Pero a nuestro juicio los organismos internacionales de observación electoral sí deben venir a observar las elecciones de noviembre; así como también las deben vigilar los observadores nacionales, a pesar de todas las restricciones contenidas en el reglamento de los magistrados electorales de facto. No venir a observar las elecciones le facilitaría las cosas a Daniel Ortega, quien por medio del CSE de facto pone restricciones a la observación precisamente para que no vengan los observadores independientes, y para fomentar la abstención de los ciudadanos demócratas y los votantes indecisos, porque así le sería más fácil conseguir su propósito de ganar las elecciones como sea y perpetuarse en el poder.

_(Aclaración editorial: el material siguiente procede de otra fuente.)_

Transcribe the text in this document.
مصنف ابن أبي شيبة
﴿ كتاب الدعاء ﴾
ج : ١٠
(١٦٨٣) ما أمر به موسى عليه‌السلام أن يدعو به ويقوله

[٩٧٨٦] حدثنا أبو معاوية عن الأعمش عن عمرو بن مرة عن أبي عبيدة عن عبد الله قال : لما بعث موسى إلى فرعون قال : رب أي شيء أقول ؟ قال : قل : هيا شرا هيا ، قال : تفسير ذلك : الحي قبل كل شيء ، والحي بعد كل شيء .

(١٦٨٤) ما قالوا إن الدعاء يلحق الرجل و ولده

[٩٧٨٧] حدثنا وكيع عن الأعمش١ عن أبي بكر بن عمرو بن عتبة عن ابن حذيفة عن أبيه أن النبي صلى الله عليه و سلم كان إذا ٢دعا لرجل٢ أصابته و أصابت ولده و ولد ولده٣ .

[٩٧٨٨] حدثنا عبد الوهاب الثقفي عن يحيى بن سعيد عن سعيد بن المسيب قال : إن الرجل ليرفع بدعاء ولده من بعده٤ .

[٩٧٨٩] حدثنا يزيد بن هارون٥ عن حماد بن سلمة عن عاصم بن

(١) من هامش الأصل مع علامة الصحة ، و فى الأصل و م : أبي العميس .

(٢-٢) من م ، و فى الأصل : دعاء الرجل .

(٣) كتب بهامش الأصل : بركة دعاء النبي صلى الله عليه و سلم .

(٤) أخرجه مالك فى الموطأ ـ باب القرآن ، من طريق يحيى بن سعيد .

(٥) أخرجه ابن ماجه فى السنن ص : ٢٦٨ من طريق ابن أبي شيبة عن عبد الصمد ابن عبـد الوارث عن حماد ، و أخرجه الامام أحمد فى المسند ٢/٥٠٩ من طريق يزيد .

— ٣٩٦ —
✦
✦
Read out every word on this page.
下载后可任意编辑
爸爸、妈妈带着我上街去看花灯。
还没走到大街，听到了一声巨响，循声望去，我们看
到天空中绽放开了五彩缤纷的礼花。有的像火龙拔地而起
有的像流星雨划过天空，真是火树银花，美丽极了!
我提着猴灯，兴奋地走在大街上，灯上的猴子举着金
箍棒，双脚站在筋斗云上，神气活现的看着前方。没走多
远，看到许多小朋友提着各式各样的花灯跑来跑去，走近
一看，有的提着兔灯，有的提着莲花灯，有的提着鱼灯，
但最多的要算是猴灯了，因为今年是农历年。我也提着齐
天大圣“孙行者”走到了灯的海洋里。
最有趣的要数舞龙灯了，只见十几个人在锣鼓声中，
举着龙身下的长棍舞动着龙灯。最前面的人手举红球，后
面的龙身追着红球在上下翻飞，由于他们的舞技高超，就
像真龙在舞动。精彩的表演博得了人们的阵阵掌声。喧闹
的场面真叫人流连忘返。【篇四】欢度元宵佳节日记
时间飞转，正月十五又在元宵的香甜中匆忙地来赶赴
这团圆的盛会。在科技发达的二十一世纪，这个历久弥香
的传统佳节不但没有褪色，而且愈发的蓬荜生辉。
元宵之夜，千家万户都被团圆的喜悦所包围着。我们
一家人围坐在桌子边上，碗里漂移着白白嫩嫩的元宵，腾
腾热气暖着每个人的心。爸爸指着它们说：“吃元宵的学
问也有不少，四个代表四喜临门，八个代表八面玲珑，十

Según Larry Garber, antiguo Asociado Senior para Procesos Electorales, del Instituto Nacional Demócrata de Estados Unidos y uno de los redactores del Diccionario Electoral del Instituto Interamericano de Derechos Humanos y el Centro Interamericano de Asesoría y Promoción Electoral (CAPEL), el objetivo de la observación electoral es “informar objetivamente sobre el cumplimiento por parte de un país del derecho de participación política, tal como se formula en el artículo 21 de la Declaración Universal de Derechos Humanos y en otros instrumentos de derechos humanos, para desestimular el fraude en el día de las elecciones, para informar públicamente si ocurre, y para brindar apoyo a quienes participan en el evento de mayor significado simbólico en una democracia”,
Ese objetivo se puede y se debe cumplir a pesar de las restricciones impuestas en el reglamento de “acompañamiento” dictado por el Consejo Supremo Electoral de facto. Los observadores pueden, si quieren, denunciar los actos fraudulentos, los abusos gubernamentales, las violaciones al derecho ciudadano de participación política, etc. Y si por hacer esas denuncias Roberto Rivas monta a los observadores en un avión y los saca del país, como ha amenazado, peor para Ortega. De esa manera se pondría en una clara e incuestionable evidencia mundial, la absoluta ilegitimidad del régimen orteguista que pretende perpetuarse en el poder.